First and foremost, government needs to be keeping the money in the Northwest Territories. I look at a highway project was in the Nahendeh riding that was just over $14 million, but it went to a southern company. So that southern company took $12 million or whatever profit and left the Northwest Territories. We need to be working with our industry to make sure they’re working. And I don’t know if you want to call it a negotiated contract, but working with them to make things feasible so that when we see a project, that it’s just not about the bottom line, it’s about the social economic impact this project will have on the community. Because if you have a highway project, you’re putting people’s equipment to work, you’re putting people to work, they’re going to have jobs, and they’re going to be able to help provide food so they’re off income support.
But again, it’s about being creative and it’s working with the industry. If it’s tourism, work with industries out here now, see how we can enhance it. It’s working with people in Yellowknife. It’s about working together and listening to people. People on the ground level have really good ideas and if given the opportunities, they can create positions.
It’s also about the small community employment fund that went from $1.2 million to $5 million now. And again, that money there is helpful in creating positions and jobs for people. And if we’re able to do that, increase that pot of money, then we’re going to see more people working. And if you’re spending your money locally, then it has a better impact on the region. So again, it’s listening to what the people have. There’s people with different projects out there and all they need is a little bit of help, and government needs to give them that help to move forward.

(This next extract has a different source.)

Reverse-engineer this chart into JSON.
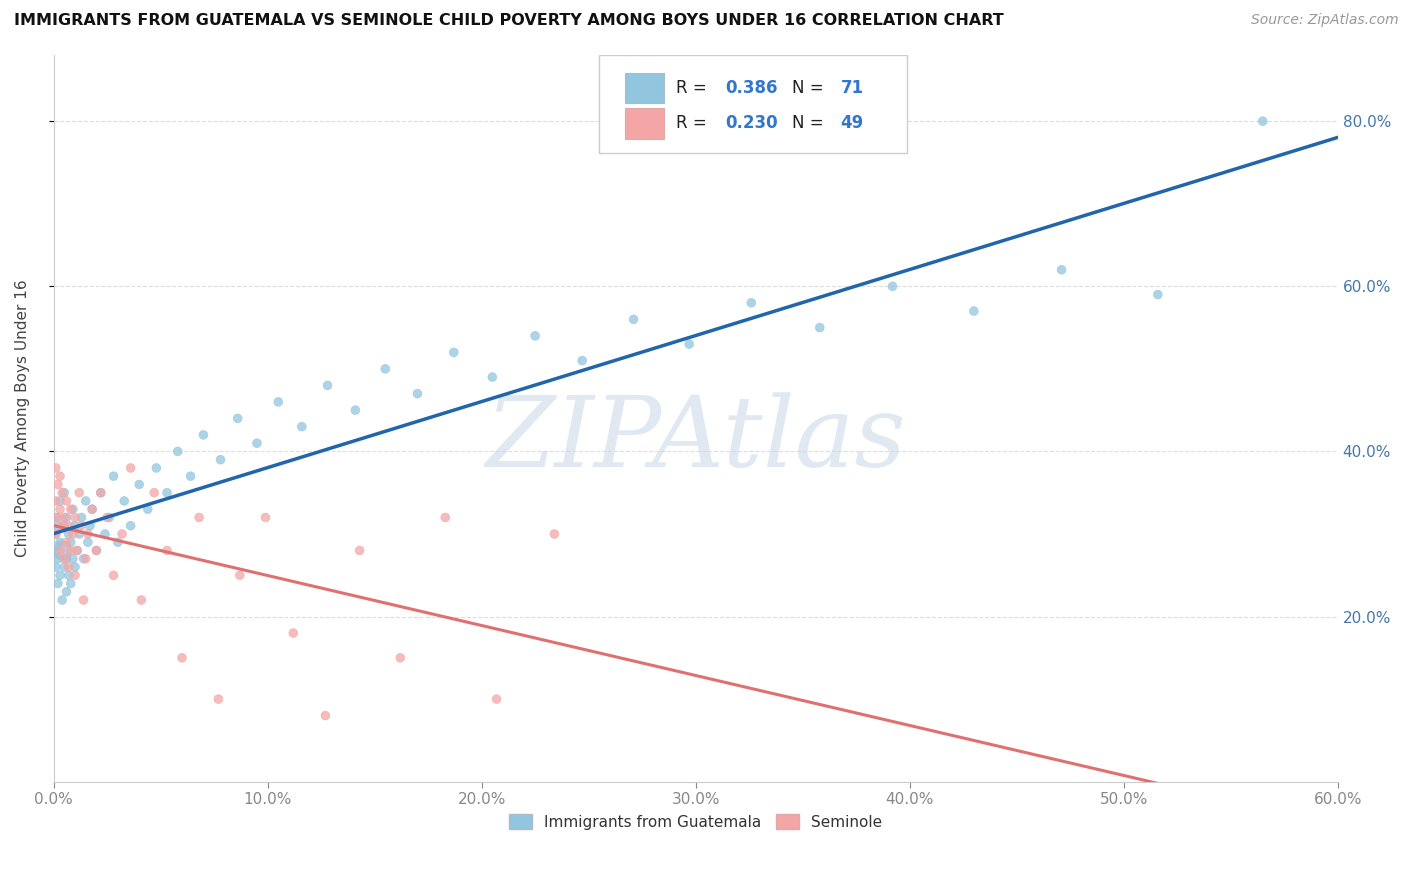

Right now we’re seeing the mine in Yellowknife get close to its last legs. We had a whole bunch of visions and then we lost one mine. So it’s about forward thinking and looking at how we can have an impact, and how we could do things differently. There’s a number of ideas out there that people have talked to me about. And I think they would be very successful given that opportunity. And the government needs to allow them to listen to the people. And if this thing doesn’t come from them, from the top down, it comes from the bottom up. And so again, it’s how we can be creative and making it work moving forward.
And Shane, just wrapping up here, what would be your two or three-minute pitch on why you’re the best candidate for the position in Nahendeh?

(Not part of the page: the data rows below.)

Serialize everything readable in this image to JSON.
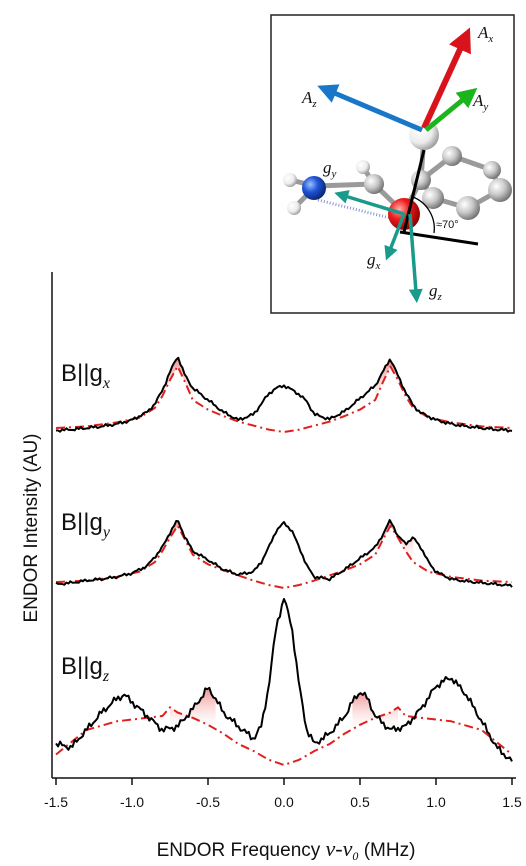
{
  "chart_data": {
    "type": "line",
    "xlabel": "ENDOR Frequency",
    "xlabel_symbol": "ν-ν",
    "xlabel_symbol_sub": "0",
    "xlabel_unit": "(MHz)",
    "ylabel": "ENDOR Intensity (AU)",
    "xlim": [
      -1.5,
      1.5
    ],
    "x_ticks": [
      "-1.5",
      "-1.0",
      "-0.5",
      "0.0",
      "0.5",
      "1.0",
      "1.5"
    ],
    "x_tick_values": [
      -1.5,
      -1.0,
      -0.5,
      0.0,
      0.5,
      1.0,
      1.5
    ],
    "colors": {
      "experiment": "#000000",
      "simulation": "#e0201c",
      "fill": "#f5a0a0"
    },
    "panels": [
      {
        "label_prefix": "B||g",
        "label_sub": "x",
        "experiment": {
          "x": [
            -1.5,
            -1.4,
            -1.3,
            -1.2,
            -1.1,
            -1.0,
            -0.9,
            -0.85,
            -0.8,
            -0.75,
            -0.7,
            -0.65,
            -0.6,
            -0.5,
            -0.4,
            -0.3,
            -0.2,
            -0.15,
            -0.1,
            -0.05,
            0.0,
            0.05,
            0.1,
            0.15,
            0.2,
            0.3,
            0.4,
            0.5,
            0.6,
            0.65,
            0.7,
            0.75,
            0.8,
            0.85,
            0.9,
            1.0,
            1.1,
            1.2,
            1.3,
            1.4,
            1.5
          ],
          "y": [
            0.02,
            0.03,
            0.05,
            0.07,
            0.1,
            0.15,
            0.25,
            0.35,
            0.52,
            0.75,
            0.95,
            0.7,
            0.55,
            0.4,
            0.25,
            0.15,
            0.22,
            0.35,
            0.48,
            0.55,
            0.58,
            0.53,
            0.47,
            0.38,
            0.22,
            0.16,
            0.26,
            0.42,
            0.58,
            0.75,
            0.92,
            0.7,
            0.5,
            0.33,
            0.24,
            0.15,
            0.1,
            0.07,
            0.05,
            0.03,
            0.02
          ]
        },
        "simulation": {
          "x": [
            -1.5,
            -1.3,
            -1.1,
            -0.95,
            -0.85,
            -0.8,
            -0.75,
            -0.7,
            -0.65,
            -0.6,
            -0.5,
            -0.4,
            -0.3,
            -0.2,
            -0.1,
            0.0,
            0.1,
            0.2,
            0.3,
            0.4,
            0.5,
            0.6,
            0.65,
            0.7,
            0.75,
            0.8,
            0.85,
            0.95,
            1.1,
            1.3,
            1.5
          ],
          "y": [
            0.05,
            0.07,
            0.12,
            0.18,
            0.3,
            0.45,
            0.65,
            0.82,
            0.62,
            0.4,
            0.28,
            0.2,
            0.13,
            0.08,
            0.03,
            0.0,
            0.03,
            0.08,
            0.13,
            0.2,
            0.28,
            0.4,
            0.62,
            0.82,
            0.65,
            0.45,
            0.3,
            0.18,
            0.12,
            0.07,
            0.05
          ]
        },
        "fills": [
          [
            -0.85,
            -0.6
          ],
          [
            0.6,
            0.85
          ]
        ]
      },
      {
        "label_prefix": "B||g",
        "label_sub": "y",
        "experiment": {
          "x": [
            -1.5,
            -1.4,
            -1.3,
            -1.2,
            -1.1,
            -1.0,
            -0.9,
            -0.85,
            -0.8,
            -0.75,
            -0.7,
            -0.65,
            -0.6,
            -0.5,
            -0.4,
            -0.3,
            -0.2,
            -0.15,
            -0.1,
            -0.05,
            0.0,
            0.05,
            0.1,
            0.15,
            0.2,
            0.3,
            0.4,
            0.5,
            0.6,
            0.65,
            0.7,
            0.75,
            0.8,
            0.85,
            0.9,
            0.95,
            1.0,
            1.1,
            1.2,
            1.3,
            1.4,
            1.5
          ],
          "y": [
            0.05,
            0.07,
            0.1,
            0.12,
            0.15,
            0.2,
            0.3,
            0.42,
            0.55,
            0.75,
            0.92,
            0.68,
            0.5,
            0.38,
            0.25,
            0.18,
            0.22,
            0.35,
            0.55,
            0.78,
            0.88,
            0.78,
            0.55,
            0.3,
            0.15,
            0.12,
            0.25,
            0.4,
            0.55,
            0.72,
            0.92,
            0.7,
            0.6,
            0.68,
            0.55,
            0.35,
            0.22,
            0.12,
            0.09,
            0.07,
            0.05,
            0.03
          ]
        },
        "simulation": {
          "x": [
            -1.5,
            -1.3,
            -1.1,
            -0.95,
            -0.85,
            -0.8,
            -0.75,
            -0.7,
            -0.65,
            -0.6,
            -0.5,
            -0.4,
            -0.3,
            -0.2,
            -0.1,
            0.0,
            0.1,
            0.2,
            0.3,
            0.4,
            0.5,
            0.6,
            0.65,
            0.7,
            0.75,
            0.8,
            0.85,
            0.95,
            1.1,
            1.3,
            1.5
          ],
          "y": [
            0.08,
            0.1,
            0.15,
            0.22,
            0.35,
            0.5,
            0.68,
            0.84,
            0.65,
            0.45,
            0.32,
            0.24,
            0.17,
            0.1,
            0.04,
            0.0,
            0.04,
            0.1,
            0.17,
            0.24,
            0.32,
            0.45,
            0.65,
            0.84,
            0.68,
            0.5,
            0.35,
            0.22,
            0.15,
            0.1,
            0.08
          ]
        },
        "fills": [
          [
            -0.85,
            -0.6
          ],
          [
            0.6,
            0.85
          ]
        ]
      },
      {
        "label_prefix": "B||g",
        "label_sub": "z",
        "experiment": {
          "x": [
            -1.5,
            -1.4,
            -1.3,
            -1.2,
            -1.1,
            -1.05,
            -1.0,
            -0.9,
            -0.8,
            -0.7,
            -0.6,
            -0.55,
            -0.5,
            -0.45,
            -0.4,
            -0.3,
            -0.2,
            -0.15,
            -0.1,
            -0.05,
            0.0,
            0.05,
            0.1,
            0.15,
            0.2,
            0.3,
            0.4,
            0.45,
            0.5,
            0.55,
            0.6,
            0.7,
            0.8,
            0.9,
            1.0,
            1.05,
            1.1,
            1.2,
            1.3,
            1.4,
            1.5
          ],
          "y": [
            0.12,
            0.1,
            0.2,
            0.3,
            0.38,
            0.4,
            0.36,
            0.28,
            0.2,
            0.22,
            0.32,
            0.38,
            0.44,
            0.38,
            0.3,
            0.22,
            0.15,
            0.22,
            0.45,
            0.8,
            0.95,
            0.8,
            0.45,
            0.2,
            0.12,
            0.18,
            0.28,
            0.36,
            0.42,
            0.38,
            0.28,
            0.2,
            0.22,
            0.32,
            0.45,
            0.48,
            0.5,
            0.4,
            0.25,
            0.1,
            0.02
          ]
        },
        "simulation": {
          "x": [
            -1.5,
            -1.3,
            -1.1,
            -0.9,
            -0.8,
            -0.75,
            -0.7,
            -0.6,
            -0.5,
            -0.4,
            -0.3,
            -0.2,
            -0.1,
            0.0,
            0.1,
            0.2,
            0.3,
            0.4,
            0.5,
            0.6,
            0.7,
            0.75,
            0.8,
            0.9,
            1.1,
            1.3,
            1.5
          ],
          "y": [
            0.06,
            0.2,
            0.25,
            0.27,
            0.28,
            0.33,
            0.3,
            0.27,
            0.23,
            0.18,
            0.12,
            0.08,
            0.03,
            0.0,
            0.03,
            0.08,
            0.12,
            0.18,
            0.23,
            0.27,
            0.3,
            0.33,
            0.28,
            0.27,
            0.25,
            0.2,
            0.06
          ]
        },
        "fills": [
          [
            -0.75,
            -0.45
          ],
          [
            0.45,
            0.75
          ]
        ]
      }
    ]
  },
  "inset": {
    "labels": {
      "Ax": {
        "main": "A",
        "sub": "x"
      },
      "Ay": {
        "main": "A",
        "sub": "y"
      },
      "Az": {
        "main": "A",
        "sub": "z"
      },
      "gx": {
        "main": "g",
        "sub": "x"
      },
      "gy": {
        "main": "g",
        "sub": "y"
      },
      "gz": {
        "main": "g",
        "sub": "z"
      }
    },
    "angle_label": "≈70°",
    "colors": {
      "Ax": "#d8131c",
      "Ay": "#1cb41c",
      "Az": "#1877c8",
      "g": "#1a9a8a",
      "oxygen": "#e8161b",
      "nitrogen": "#1f55d8",
      "carbon": "#c7c7c7",
      "hydrogen": "#f2f2f2"
    }
  }
}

So for me, it’s about my track record. I take being elected as MLA as a job. It’s a job, it’s 24/7. That means you have to be available for people when they need you to be available. I’ve had phone calls at 2am, 4am, 6am in the morning, to deal with difficult and challenging issues, and I’ve been able to address them.
I’ve always made a commitment, every issue is very important to me. It’s not one issue is better than the other one, when somebody comes to me, that’s the issue that you need to work on. You need to work on it on a timely manner and I think I’ve done that.
It’s about working with the other MLAs, and being able to still be true to yourself and true to your beliefs and to what the region wants. But it’s still working with the MLAs to achieve other success stories. And I look at the Corrections Act, the Cannabis Act, the Post-secondary Act – those acts there were difficult, but again it was working with other MLAs and cabinet to make sure we had a good, productive bill at the end of the day.
I look at my attendance there. I know I attended more sessions than I needed to of the other committees, because at the end of the day, it’s just not working on your committee, but it’s working with other committees to understand what they’re trying to do for the residents.
So I stand on my record, like I said, 780 constituent issues. I’m dealing with issues that have been in the hopper for a long time and we’ve seen some good, positive progress. Am I going to be successful in every issue? No, but again, it’s about working for the people. And I think I’ve been able to do that for the last four years.